The second defense and counterclaim also alleges a conspiracy to defraud defendants, entered into by the Theanna Realty Corporation, Israel Siegel and Edgar Shoemaker; that fraudulent representations were made with reference to the property which was purchased and that plaintiff through its agents was a party to, and knew of, the fraud when it obtained title to the bond; that Israel Siegel having been a party to this fraud, and the attorney for, and an officer, director and stockholder of, the plaintiff, the assignment to the plaintiff in any event may be set aside.

The plaintiff contends that, assuming all the facts in these defenses to be true, the defendants may not attack the transfer to the plaintiff, even though both defenses would have been good if the Theanna Realty Corporation had brought the action. An assignee of a mortgage takes it subject to all the defenses, legal and equitable, which the mortgagor has against the enforcement of it by the assignor at the time of the assignment. (Hill v. Hoole, 116 N. Y. 299, 302.) The same rule is applicable to the mortgage bond.

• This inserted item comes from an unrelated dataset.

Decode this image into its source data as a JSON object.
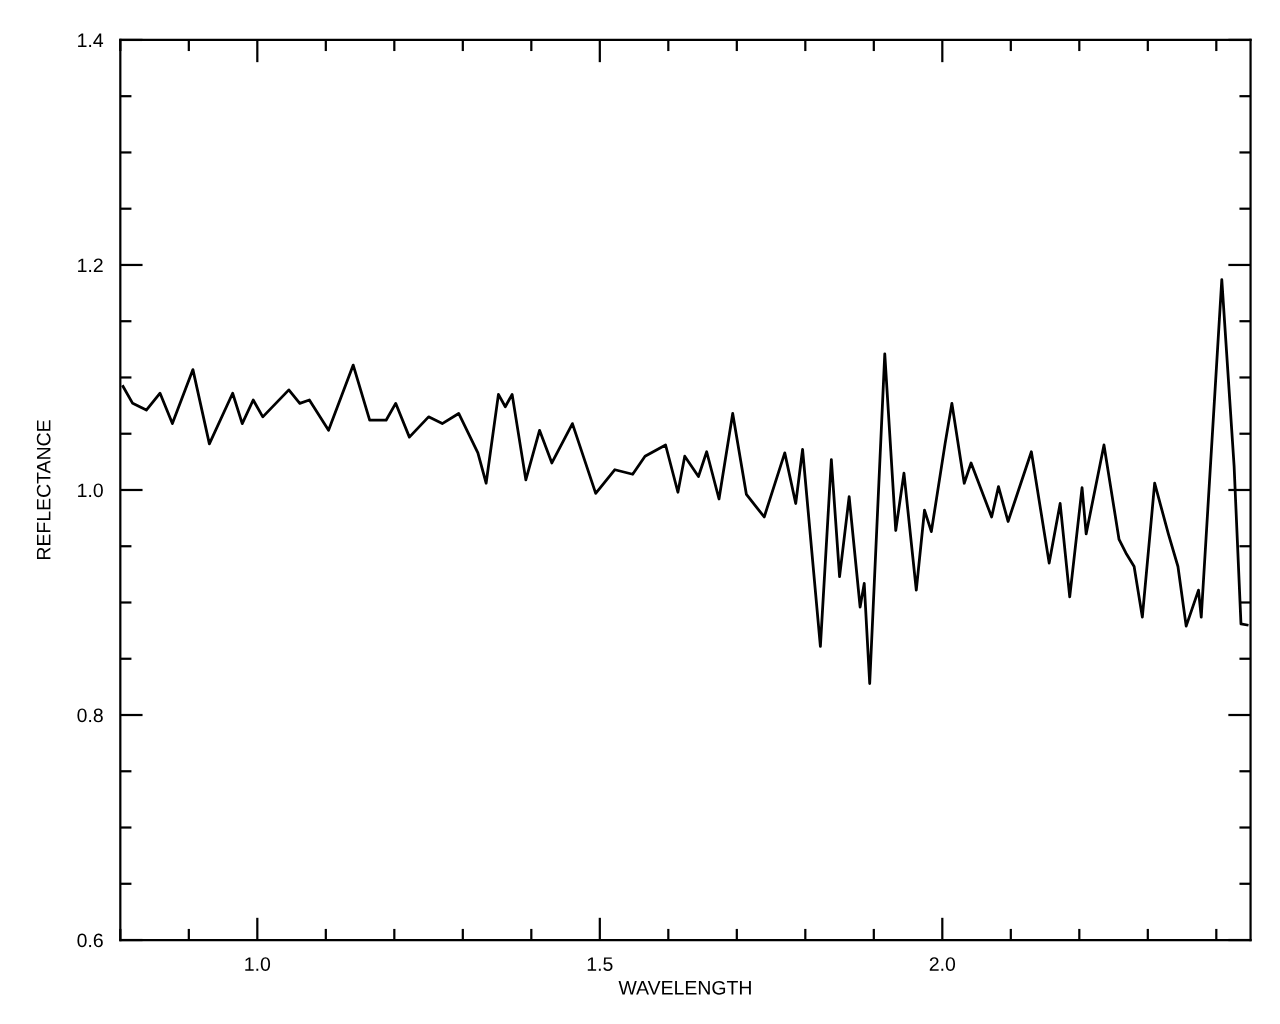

In Sparling v. Wells (24 App. Div. 584) the court said: “ It is *378well settled that an assignee of a mortgage takes it subject to the equities attending the original transaction. If the mortgagee cannot himself enforce it, the assignee has no greater rights. The true test is to inquire what can the mortgagee do by way of enforcement of it against the property mortgaged. What he can do the assignee can do, and no more.’ (Trustees of Union College v. Wheeler, 61 N. Y. 88.) * * *

The effect of those decisions as I understand them is, that the assignee of a mortgage stands in exactly the same position and with no greater rights than the mortgagee, and holds it subject to the same defenses as the mortgagee; in legal effect he is the representative of the mortgagee. If he takes it subject to the same defenses as did the mortgagee, it seems to me to follow that the same evidence that would be admissible against the mortgagee to establish the same defenses is admissible against his assignee.”

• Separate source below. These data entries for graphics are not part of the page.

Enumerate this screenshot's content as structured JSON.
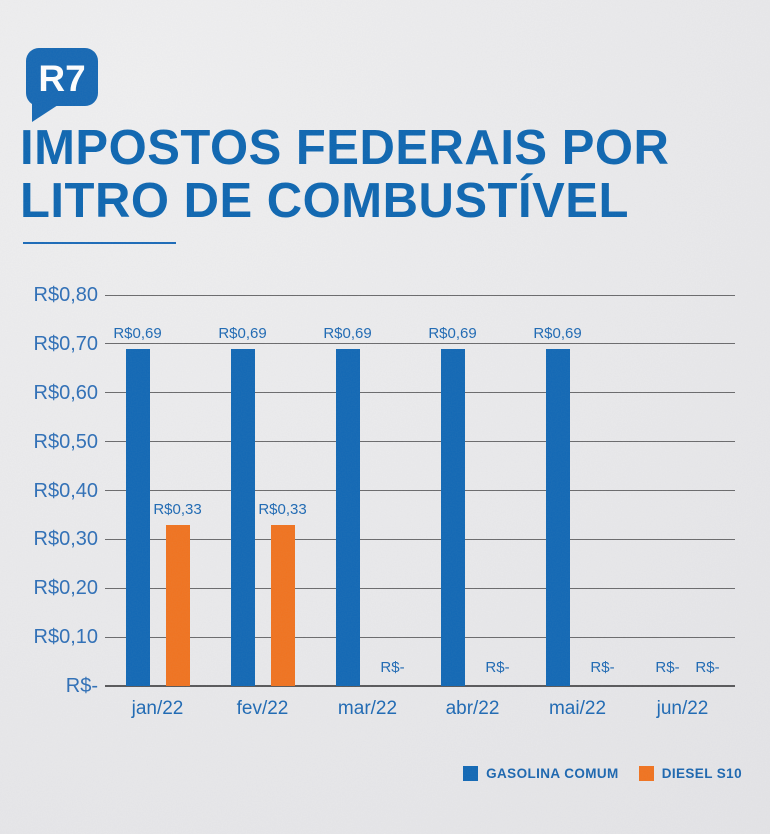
{
  "brand": {
    "logo_text": "R7"
  },
  "header": {
    "title_line1": "IMPOSTOS FEDERAIS POR",
    "title_line2": "LITRO DE COMBUSTÍVEL"
  },
  "colors": {
    "accent_blue": "#0d66b1",
    "bar_blue": "#1168b5",
    "bar_orange": "#f1731f",
    "grid": "#6a6a6c",
    "axis": "#58585a",
    "tick_blue": "#2e6fb7",
    "label_blue": "#1d69b4",
    "background": "#eaeaec"
  },
  "chart_data": {
    "type": "bar",
    "title": "IMPOSTOS FEDERAIS POR LITRO DE COMBUSTÍVEL",
    "categories": [
      "jan/22",
      "fev/22",
      "mar/22",
      "abr/22",
      "mai/22",
      "jun/22"
    ],
    "series": [
      {
        "name": "GASOLINA COMUM",
        "color": "#1168b5",
        "values": [
          0.69,
          0.69,
          0.69,
          0.69,
          0.69,
          0
        ],
        "labels": [
          "R$0,69",
          "R$0,69",
          "R$0,69",
          "R$0,69",
          "R$0,69",
          "R$-"
        ]
      },
      {
        "name": "DIESEL S10",
        "color": "#f1731f",
        "values": [
          0.33,
          0.33,
          0,
          0,
          0,
          0
        ],
        "labels": [
          "R$0,33",
          "R$0,33",
          "R$-",
          "R$-",
          "R$-",
          "R$-"
        ]
      }
    ],
    "xlabel": "",
    "ylabel": "",
    "ylim": [
      0,
      0.8
    ],
    "ytick_step": 0.1,
    "yticks": [
      "R$0,80",
      "R$0,70",
      "R$0,60",
      "R$0,50",
      "R$0,40",
      "R$0,30",
      "R$0,20",
      "R$0,10",
      "R$-"
    ],
    "grid": true,
    "legend_position": "bottom-right"
  },
  "legend": [
    {
      "label": "GASOLINA COMUM",
      "color": "#1168b5"
    },
    {
      "label": "DIESEL S10",
      "color": "#f1731f"
    }
  ]
}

In the case of Sistare v. Heckscher (15 N. Y. Supp. 737; affd., 18 id. 475, and cited with approval in National Bank v. Cox, 47 App. Div. 53) the court said: “ It is insisted by the defendant that the Heckschers, for whom he was acting, never promised to advance any more moneys, and that any representations made to the wife by the husband of any kind are not binding upon them, because unauthorized. As was said in Bedell v. Bedell (37 Hun, 420): ‘ It is not a question of agency, but a question of fraud. If the instrument in question was obtained from the plaintiff by misrepresentation and fraud, it cannot be held against her. It is quite immaterial who perpetrated the fraud. The defendant cannot enjoy its results and retain its benefits by a claim that it was unauthorized by him. He has accepted an instrument tainted with fraud, for which he has paid no consideration. He cannot retain the instrument for use against the plaintiff on the ground that the fraud was unauthorized by him, and committed without his knowledge or procurement.’ ”

The allegations of the answer clearly set forth a scheme to defraud the defendants Kirman, to which it is asserted the plaintiff through its attorney and officers was a party, and that the plaintiff had knowledge of all the facts entering into the sale and the subsequent efforts made to cover the fraud by means of the alleged assignment.

The judgment and order should be reversed, with costs, and the motion denied, with ten dollars costs, with leave to the plaintiff to reply within twenty days upon payment of said costs.

Finch, P. J., Merrell, McAvoy and Sherman, JJ., concur.

Judgment and order reversed, with costs, and motion denied, with ten dollars costs, with leave to plaintiff to reply within twenty days from service of order upon payment of said costs.